Podhoretz evidenzia come la politica estera degli Stati Uniti, dopo la presidenza Truman, abbia reso la nazione agli occhi dei suoi nemici come una tigre di carta.
L’attentato terroristico dell’11 settembre è conseguenza del disprezzo da parte dell’integralismo islamico verso una potenza americana spesso riluttante ad esercitare la propria forza militare.
Ma se il mondo islamico è pronto a morire nella guerra santa contro il Satana occidentale, gli americani hanno talmente paura di morire che hanno indietreggiato persino all’eventualità di combattere per salvaguardare il proprio, degenerato, stile di vita.

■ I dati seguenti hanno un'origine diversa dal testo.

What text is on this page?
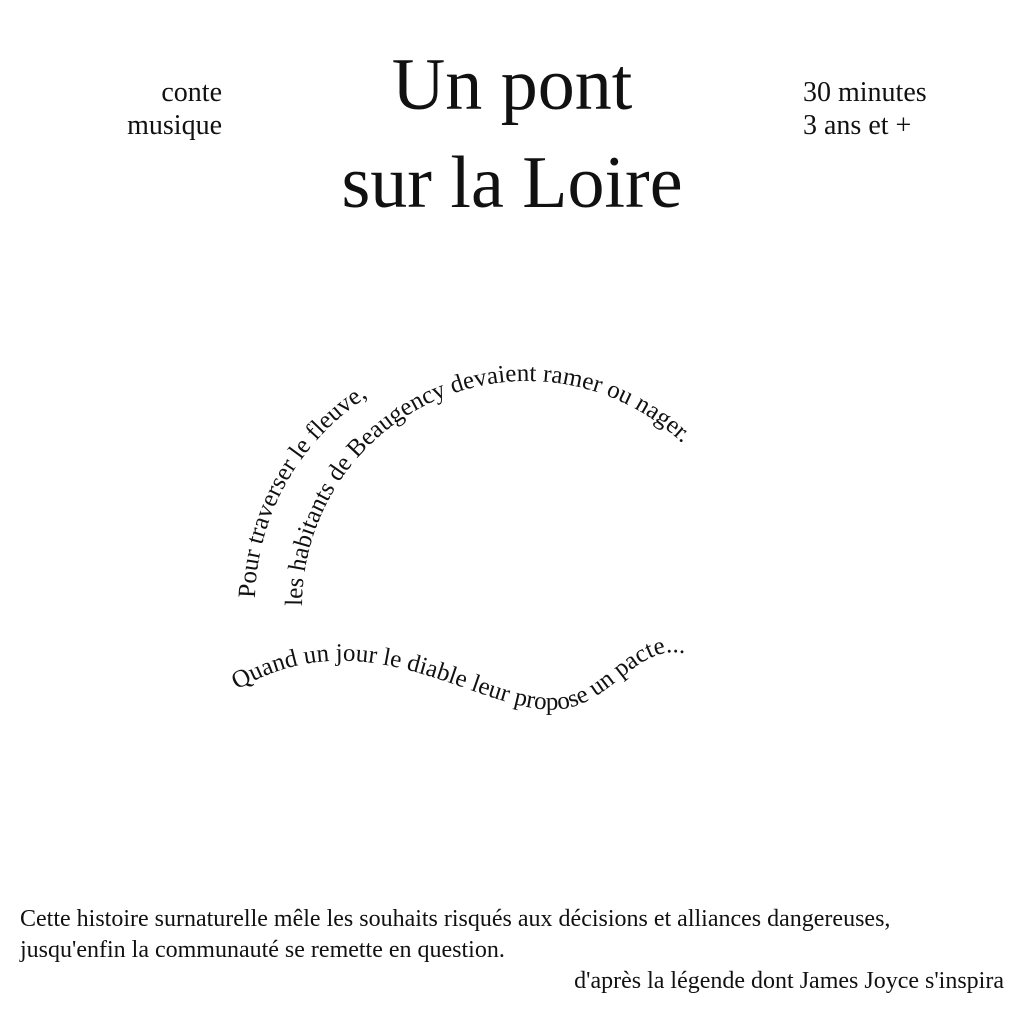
conte
musique	Un pont
sur la Loire
30 minutes
3 ans et +
Pour traverser le fleuve,
les habitants de Beaugency devaient ramer ou nager.
Quand un jour le diable leur propose un pacte...
Cette histoire surnaturelle mêle les souhaits risqués aux décisions et alliances dangereuses,
jusqu'enfin la communauté se remette en question.
d'après la légende dont James Joyce s'inspira
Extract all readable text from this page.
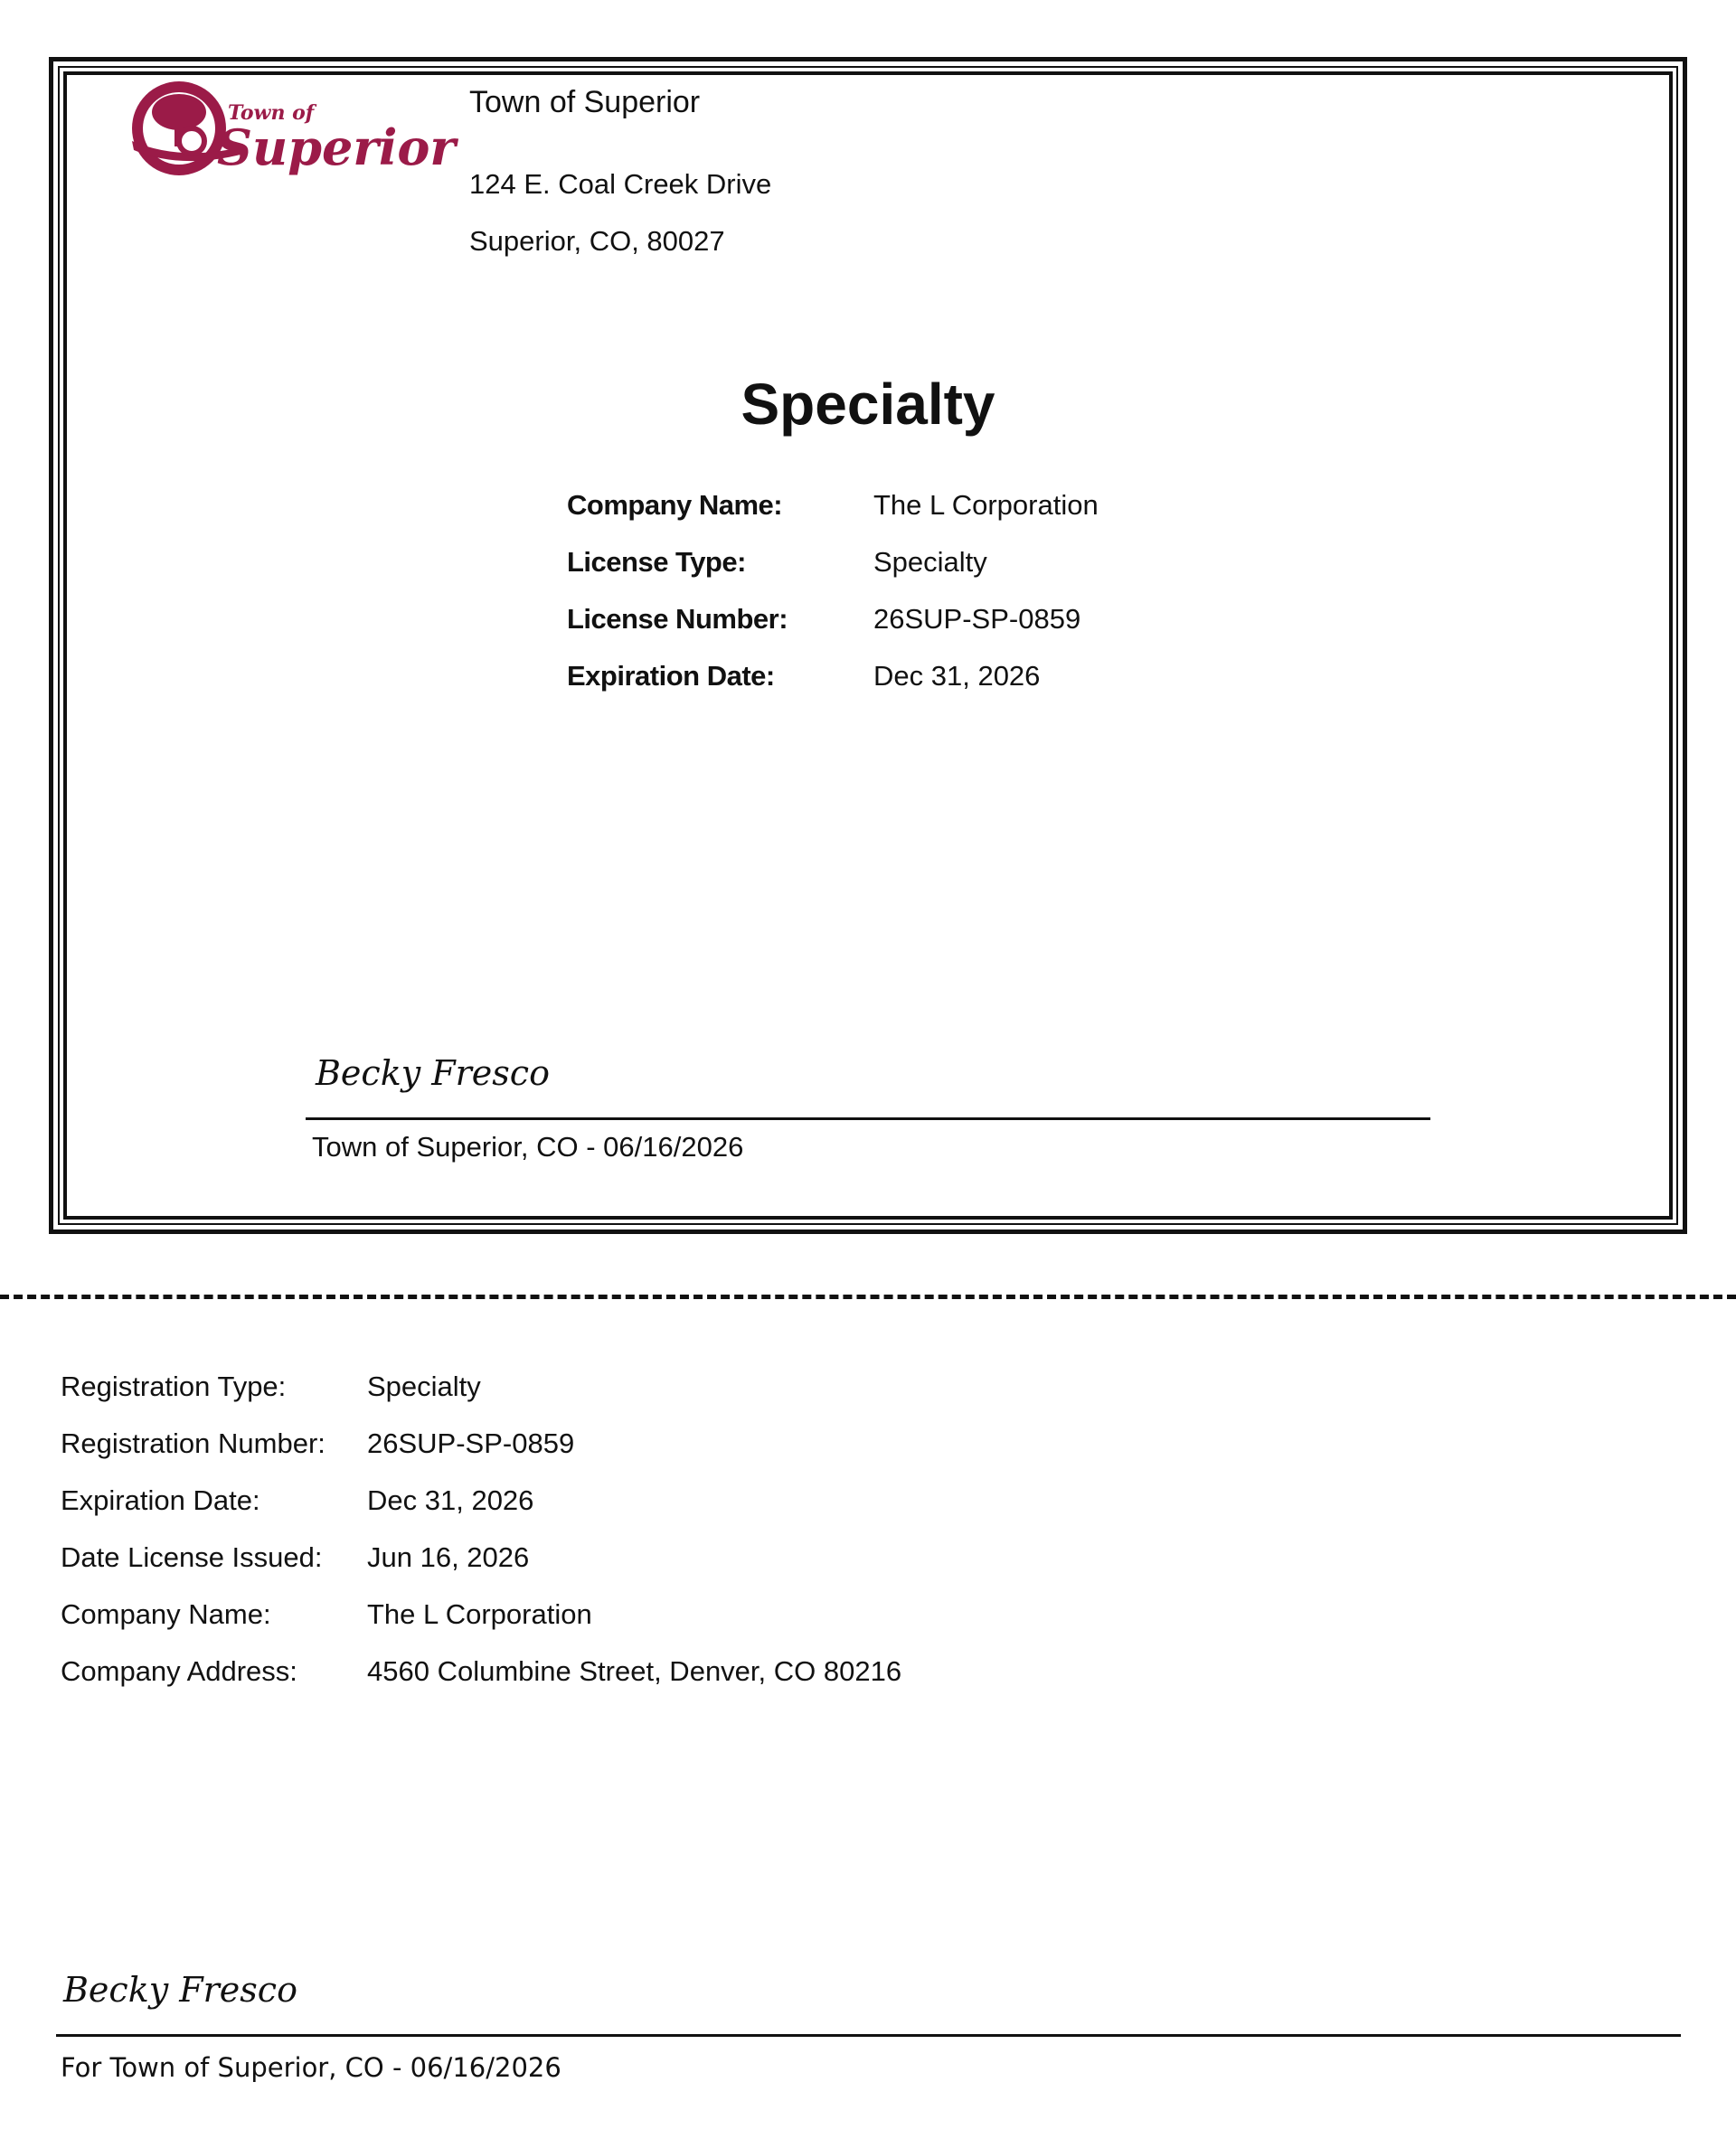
Town of
Superior
Town of Superior
124 E. Coal Creek Drive
Superior, CO, 80027
Specialty
Company Name:	The L Corporation
License Type:	Specialty
License Number:	26SUP-SP-0859
Expiration Date:	Dec 31, 2026
Becky Fresco
Town of Superior, CO - 06/16/2026
Registration Type:	Specialty
Registration Number: 26SUP-SP-0859
Expiration Date:	Dec 31, 2026
Date License Issued: Jun 16, 2026
Company Name:	The L Corporation
Company Address: 4560 Columbine Street, Denver, CO 80216
Becky Fresco
For Town of Superior, CO - 06/16/2026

Questa immagine dell’uomo occidentale contemporaneo, soddisfatto del proprio benessere ma al tempo stesso pavido e incapace di mirare al di là dell'interesse personale, era già presente nel saggio di Francis Fukuyama: La fine della storia e l’ultimo uomo. Questi considerò l’uomo borghese come l’ultimo uomo di cui aveva parlato Nietzsche, un uomo del tutto privo di orgoglio da non essere più nemmeno uomo. Tuttavia, pur accettando buona parte delle critiche mosse a questa figura dal filosofo tedesco, Fukuyama indicò una strada che potesse sublimare le legittime aspirazioni dell’orgoglio umano, senza che queste degenerino necessariamente nella dominazione altrui e nella violenza; ovvero quella la via imprenditoriale verso la quale l’Occidente unito sembrava protendere fiducioso dopo la caduta del muro di Berlino.

Ancor più di Fukuyama, Podhoretz sottolinea amaramente come l’uomo occidentale moderno sia incapace di lottare per i valori su cui si basa la società in cui vive, in quanto paradossalmente spinto alla resa dagli interessi che è portato a difendere e che questa società stessa alimenta.
In questa contrapposizione tra valori ed interessi c’è tutta la crisi del liberalismo contemporaneo, sulla quale si è incentrata la riflessione straussiana e neoconservatrice.